A new look at data from seismic experiments left on the Moon by astronauts has given researchers a better understanding of the lunar interior.
The Moon's core appears to be very similar to the Earth's - with a solid inner core and molten liquid outer core - and its size is right in the middle of previous estimates.
"While the presence of a liquid core had previously been inferred from other geophysical measurements, we have made the first direct seismic observation of a liquid outer core," said Dr. Renee Weber, a planetary scientist at NASA's Marshall Space Flight Center, who led the team of researchers.
Apollo Passive Seismic Experiment from Apollo 15. Credit: NASA
The Apollo Passive Seismic Experiment measured seismic waves on the Moon and consisted of four seismometers deployed on the lunar near side during the Apollo missions between 1969 and 1972. The instruments continuously recorded ground motion until late-1977. But the data was thought to be rather weak because of the small number of stations, the lack of observation of far-side events, and interference from "moon quakes." As this was the only direct measurements from the Moon available, various researchers differed on key characteristics such as its radius, composition, and state (i.e., whether it was solid or molten.)
"The moon's deepest interior, especially whether or not it has a core, has been a blind spot for seismologists," said Ed Garnero, a professor at Arizona State University and a member of the research team. "The seismic data from the old Apollo missions were too noisy to image the moon with any confidence."
Weber and her colleagues re-analyzed the Apollo data using a method usually used for processing seismic data on Earth. Called array processing, seismic recordings are added together or "stacked" in a special way and studied together. The multiple recordings processed together allow researchers to extract very faint signals. The depth of layers that reflect seismic energy can be identified, ultimately signifying the composition and state of matter at varying depths.
This method can enhance faint, hard-to-detect seismic signals by adding seismograms together.
"If seismic wave energy goes down and bounces off of some deep interface at a particular depth, like the Moon's core-mantle boundary, then that signal "echo" should be present in all the recordings, even if below the background noise level," said Patty Lin, a postdoctoral candidate at ASU and another member of the team. "But when we add the signals together, that core reflection amplitude becomes visible, which lets us map the deep Moon."

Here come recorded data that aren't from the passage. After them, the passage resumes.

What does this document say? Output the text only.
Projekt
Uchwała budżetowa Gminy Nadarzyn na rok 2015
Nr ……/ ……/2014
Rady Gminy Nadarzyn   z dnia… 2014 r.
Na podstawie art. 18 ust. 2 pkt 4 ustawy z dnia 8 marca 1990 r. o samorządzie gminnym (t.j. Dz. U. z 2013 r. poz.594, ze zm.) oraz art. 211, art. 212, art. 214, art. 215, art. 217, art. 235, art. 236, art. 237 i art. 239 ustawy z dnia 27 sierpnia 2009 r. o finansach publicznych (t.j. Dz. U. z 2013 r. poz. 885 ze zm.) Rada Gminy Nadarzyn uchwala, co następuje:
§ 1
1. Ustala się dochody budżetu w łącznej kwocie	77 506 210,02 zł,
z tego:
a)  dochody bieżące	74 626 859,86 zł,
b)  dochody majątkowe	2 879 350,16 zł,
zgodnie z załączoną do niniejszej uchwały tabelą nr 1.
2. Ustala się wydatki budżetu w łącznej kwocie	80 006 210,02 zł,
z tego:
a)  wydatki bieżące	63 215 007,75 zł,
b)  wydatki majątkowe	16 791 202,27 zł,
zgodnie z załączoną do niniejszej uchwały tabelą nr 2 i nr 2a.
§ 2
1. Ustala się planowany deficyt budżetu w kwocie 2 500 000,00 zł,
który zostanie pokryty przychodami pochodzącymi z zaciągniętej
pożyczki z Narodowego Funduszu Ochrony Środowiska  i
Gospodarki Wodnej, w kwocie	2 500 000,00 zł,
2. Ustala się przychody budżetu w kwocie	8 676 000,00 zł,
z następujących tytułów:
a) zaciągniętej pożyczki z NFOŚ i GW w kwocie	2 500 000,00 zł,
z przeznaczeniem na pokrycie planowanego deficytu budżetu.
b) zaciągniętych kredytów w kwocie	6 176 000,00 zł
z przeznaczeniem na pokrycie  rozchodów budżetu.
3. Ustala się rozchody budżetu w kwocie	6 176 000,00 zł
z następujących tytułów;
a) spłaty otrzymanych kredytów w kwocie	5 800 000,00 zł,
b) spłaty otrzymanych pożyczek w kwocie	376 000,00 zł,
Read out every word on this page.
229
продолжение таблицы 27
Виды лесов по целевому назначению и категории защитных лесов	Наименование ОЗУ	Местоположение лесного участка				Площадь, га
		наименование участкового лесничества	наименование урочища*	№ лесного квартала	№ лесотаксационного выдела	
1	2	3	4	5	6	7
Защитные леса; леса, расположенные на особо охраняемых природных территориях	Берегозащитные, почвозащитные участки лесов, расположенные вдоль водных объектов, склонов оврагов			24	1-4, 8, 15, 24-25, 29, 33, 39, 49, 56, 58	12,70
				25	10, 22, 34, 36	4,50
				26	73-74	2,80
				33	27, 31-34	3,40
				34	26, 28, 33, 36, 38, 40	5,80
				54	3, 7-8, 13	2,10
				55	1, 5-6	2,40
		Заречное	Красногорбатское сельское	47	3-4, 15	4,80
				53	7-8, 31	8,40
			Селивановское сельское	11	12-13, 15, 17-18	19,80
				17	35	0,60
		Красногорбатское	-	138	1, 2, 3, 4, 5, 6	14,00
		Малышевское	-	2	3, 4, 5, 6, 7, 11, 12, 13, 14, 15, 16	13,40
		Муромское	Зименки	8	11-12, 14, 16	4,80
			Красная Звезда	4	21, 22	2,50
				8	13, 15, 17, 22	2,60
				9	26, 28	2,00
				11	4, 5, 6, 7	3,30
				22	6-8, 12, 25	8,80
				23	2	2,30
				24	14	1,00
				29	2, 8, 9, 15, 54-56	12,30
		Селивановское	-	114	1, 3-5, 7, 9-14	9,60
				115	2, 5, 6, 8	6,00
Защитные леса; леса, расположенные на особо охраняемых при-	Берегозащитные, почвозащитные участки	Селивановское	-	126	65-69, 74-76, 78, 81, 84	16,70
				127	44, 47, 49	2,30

Weber told Universe Today that the shear waves do not penetrate fluid regions. "So while we have observed compression reflections off the solid inner core, we have not (as expected) observed shear reflections off the inner core, since that energy is reflected at the outer core layer."
Recent studies suggested the Moon had a relatively small iron-rich core, sized between about 250 and 430 km, or roughly 15 to 25% of its 1,737.1 km mean radius. The new measurements put the core slightly larger.

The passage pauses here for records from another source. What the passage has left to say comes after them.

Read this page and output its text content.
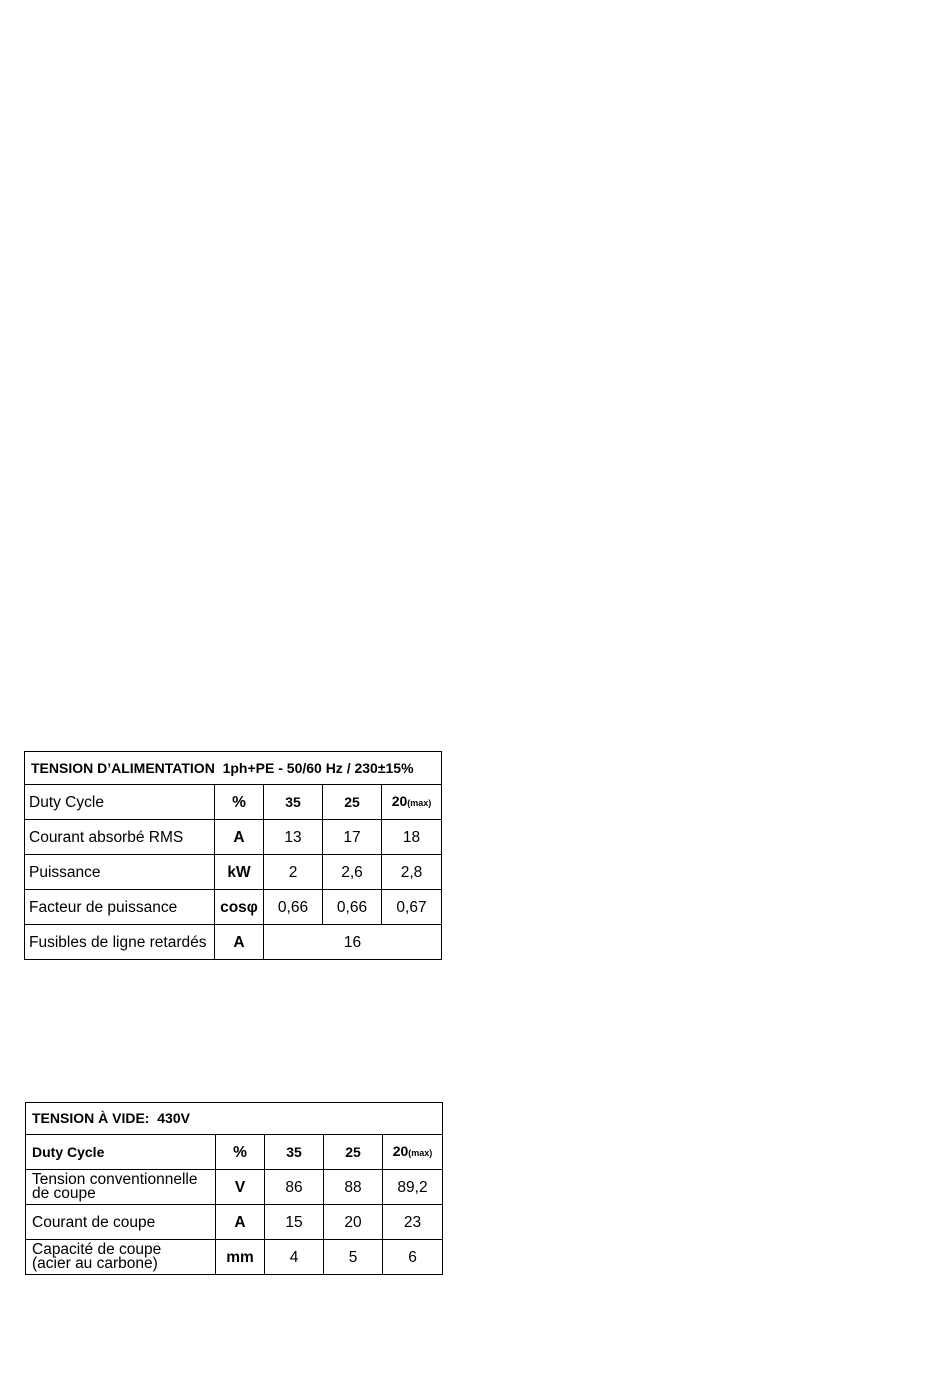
TENSION D’ALIMENTATION 1ph+PE - 50/60 Hz / 230±15%				
Duty Cycle	%	35	25	20(max)
Courant absorbé RMS	A	13	17	18
Puissance	kW	2	2,6	2,8
Facteur de puissance	cosφ	0,66	0,66	0,67
Fusibles de ligne retardés	A	16		
TENSION À VIDE: 430V				
Duty Cycle	%	35	25	20(max)

Tension conventionnelle
de coupe	V	86	88	89,2
Courant de coupe	A	15	20	23

Capacité de coupe
(acier au carbone)	mm	4	5	6
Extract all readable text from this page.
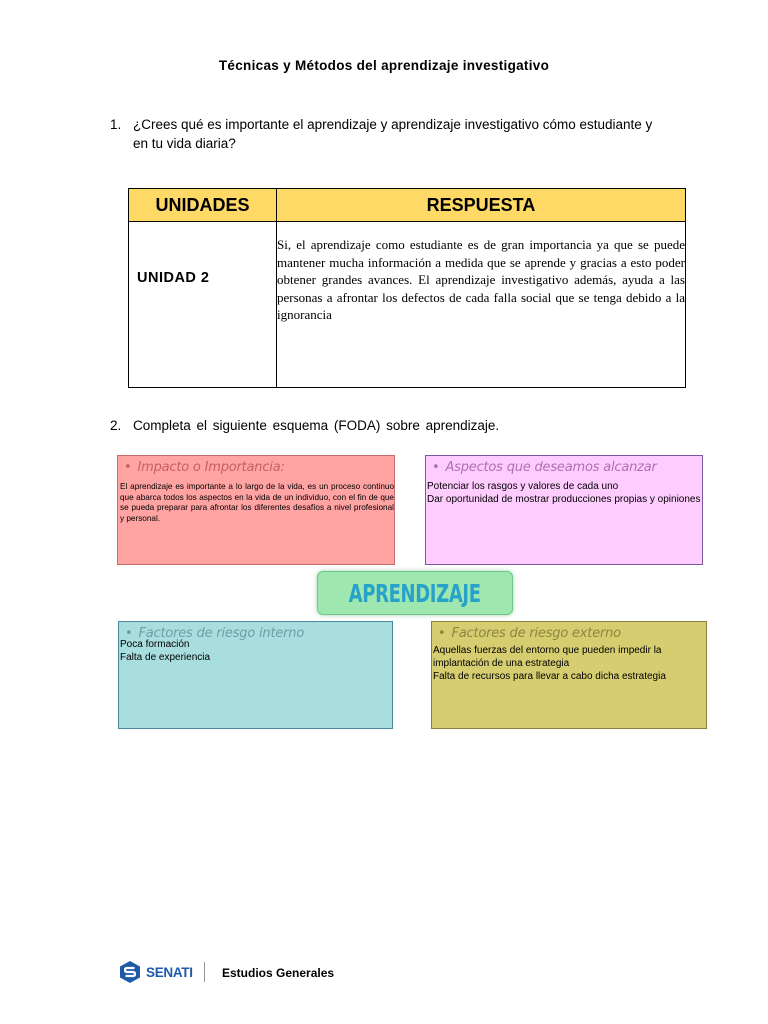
Técnicas y Métodos del aprendizaje investigativo
1. ¿Crees qué es importante el aprendizaje y aprendizaje investigativo cómo estudiante y en tu vida diaria?
UNIDADES	RESPUESTA
UNIDAD 2	Si, el aprendizaje como estudiante es de gran importancia ya que se puede mantener mucha información a medida que se aprende y gracias a esto poder obtener grandes avances. El aprendizaje investigativo además, ayuda a las personas a afrontar los defectos de cada falla social que se tenga debido a la ignorancia
2. Completa el siguiente esquema (FODA) sobre aprendizaje.
• Impacto o Importancia:

El aprendizaje es importante a lo largo de la vida, es un proceso continuo que abarca todos los aspectos en la vida de un individuo, con el fin de que se pueda preparar para afrontar los diferentes desafíos a nivel profesional y personal.

• Aspectos que deseamos alcanzar

Potenciar los rasgos y valores de cada uno

Dar oportunidad de mostrar producciones propias y opiniones

APRENDIZAJE
• Factores de riesgo interno

Poca formación

Falta de experiencia

• Factores de riesgo externo

Aquellas fuerzas del entorno que pueden impedir la implantación de una estrategia

Falta de recursos para llevar a cabo dicha estrategia

SENATI Estudios Generales
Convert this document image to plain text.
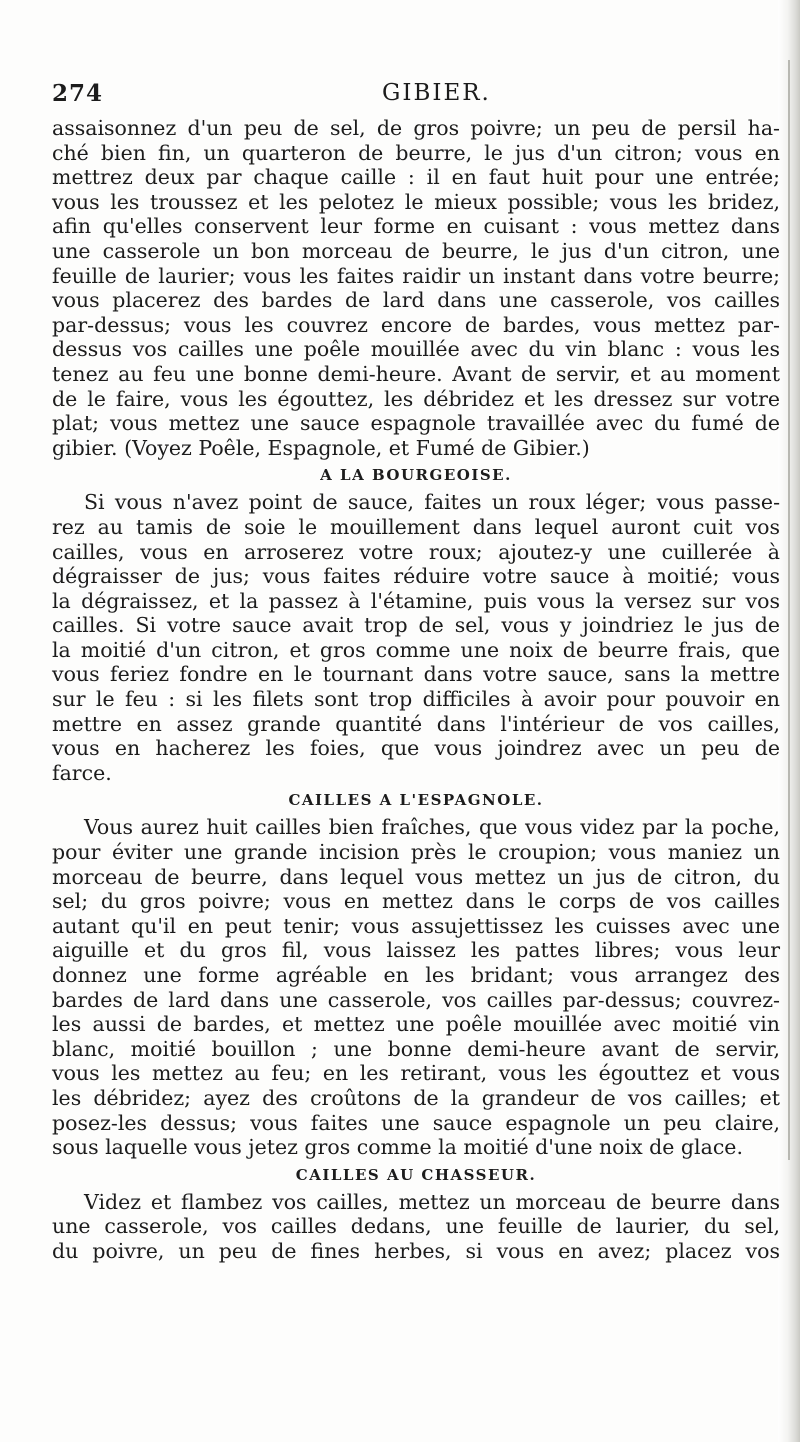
274	GIBIER.
assaisonnez d'un peu de sel, de gros poivre; un peu de persil ha-
ché bien fin, un quarteron de beurre, le jus d'un citron; vous en
mettrez deux par chaque caille : il en faut huit pour une entrée;
vous les troussez et les pelotez le mieux possible; vous les bridez,
afin qu'elles conservent leur forme en cuisant : vous mettez dans
une casserole un bon morceau de beurre, le jus d'un citron, une
feuille de laurier; vous les faites raidir un instant dans votre beurre;
vous placerez des bardes de lard dans une casserole, vos cailles
par-dessus; vous les couvrez encore de bardes, vous mettez par-
dessus vos cailles une poêle mouillée avec du vin blanc : vous les
tenez au feu une bonne demi-heure. Avant de servir, et au moment
de le faire, vous les égouttez, les débridez et les dressez sur votre
plat; vous mettez une sauce espagnole travaillée avec du fumé de
gibier. (Voyez Poêle, Espagnole, et Fumé de Gibier.)
A LA BOURGEOISE.
Si vous n'avez point de sauce, faites un roux léger; vous passe-
rez au tamis de soie le mouillement dans lequel auront cuit vos
cailles, vous en arroserez votre roux; ajoutez-y une cuillerée à
dégraisser de jus; vous faites réduire votre sauce à moitié; vous
la dégraissez, et la passez à l'étamine, puis vous la versez sur vos
cailles. Si votre sauce avait trop de sel, vous y joindriez le jus de
la moitié d'un citron, et gros comme une noix de beurre frais, que
vous feriez fondre en le tournant dans votre sauce, sans la mettre
sur le feu : si les filets sont trop difficiles à avoir pour pouvoir en
mettre en assez grande quantité dans l'intérieur de vos cailles,
vous en hacherez les foies, que vous joindrez avec un peu de
farce.
CAILLES A L'ESPAGNOLE.
Vous aurez huit cailles bien fraîches, que vous videz par la poche,
pour éviter une grande incision près le croupion; vous maniez un
morceau de beurre, dans lequel vous mettez un jus de citron, du
sel; du gros poivre; vous en mettez dans le corps de vos cailles
autant qu'il en peut tenir; vous assujettissez les cuisses avec une
aiguille et du gros fil, vous laissez les pattes libres; vous leur
donnez une forme agréable en les bridant; vous arrangez des
bardes de lard dans une casserole, vos cailles par-dessus; couvrez-
les aussi de bardes, et mettez une poêle mouillée avec moitié vin
blanc, moitié bouillon ; une bonne demi-heure avant de servir,
vous les mettez au feu; en les retirant, vous les égouttez et vous
les débridez; ayez des croûtons de la grandeur de vos cailles; et
posez-les dessus; vous faites une sauce espagnole un peu claire,
sous laquelle vous jetez gros comme la moitié d'une noix de glace.
CAILLES AU CHASSEUR.
Videz et flambez vos cailles, mettez un morceau de beurre dans
une casserole, vos cailles dedans, une feuille de laurier, du sel,
du poivre, un peu de fines herbes, si vous en avez; placez vos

"We have placed the core-mantle boundary at a radius of 330 km, roughly 19% of the Moon's mean radius," Weber said in an email.
The iron-rich core has a solid inner ball nearly 240 km (150 miles) in radius, and an 90 km (55-mile) thick outer fluid shell.
The new research also points to volatile-depleted interior, with the lunar core containing a small percentage of light elements such as sulfur, similar to light elements in Earth's core – sulfur, oxygen and others.
The retooled 30-year-old data also appears to confirm the the leading theory of how the Moon formed.
"The presence of a melt layer and a molten outer core supports the widely-accepted large-impact model of lunar formation, which predicts that the Moon could have formed in a completely molten state," Weber said.